Controversial Rules Passed by EU Parliament Bans Crypto Transactions From Self-Hosted Wallets
On Thursday, March 31st, the European Union (EU) parliament voted in favor of new rules calling for the crackdown of unheated and non-custodial cryptocurrency wallets. The ECON and LIBE committees voted to outlaw anonymous crypto transactions in the region.
The proposals will extend to anti-money laundering (AML) requirements and will further extend to conventional crypto payments over EUR 1,000. Also, for transactions coming from unheated and self-hosted wallets, the exchanges will have to identify the senders and recipients of even the smallest crypto transactions. If the exchanges fail to comply, they might be cut-off from the traditional financial system causing liquidity crunch.
The EU parliament members have asked banking authorities to create a register of high-risk businesses and services involved in crypto. Speaking on this matter, Spanish MEP Ernest Urtasun said:
“Illicit flows in crypto assets move largely undetected across Europe and the world, which makes them an ideal instrument for ensuring anonymity. As illustrated by all the recent money-laundering scandals, from the Panama Papers to the Pandora Papers, criminals thrive where rules allowing for confidentiality allow for secrecy and anonymity. With this proposal for a regulation, the EU will close this loophole”.

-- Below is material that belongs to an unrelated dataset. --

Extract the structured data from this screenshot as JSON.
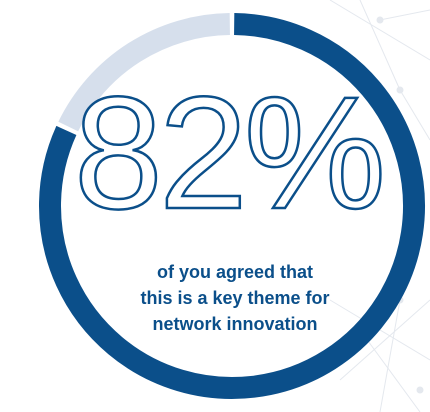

But not all lawmakers are in favor of the newly proposed rules. Members of the center-right European People's Party (EPP) have opposed these controversial changes. EPP economic spokesperson, Markus Ferber, said: “Such proposals are neither warranted nor proportionate. With this approach of regulating new technologies, the European Union will fall further behind other, more open-minded jurisdictions.”
Besides, popular crypto exchanges like Coinbase have been objecting to this from a while. Paul Grewal, chief legal officer at cryptocurrency exchange Coinbase said that cash remains the way to hide illegal financial activity.
Grewal said that the new rules mean that individuals cannot take out their assets from their crypto wallets to send it to someone else until they share their personal data “Not only is this verification requirement nearly impossible to do but requiring exchanges to engage in extensive data collection, verification and retention about non-customers runs against core EU data protection principles of data minimization and proportionality,” Grewal added.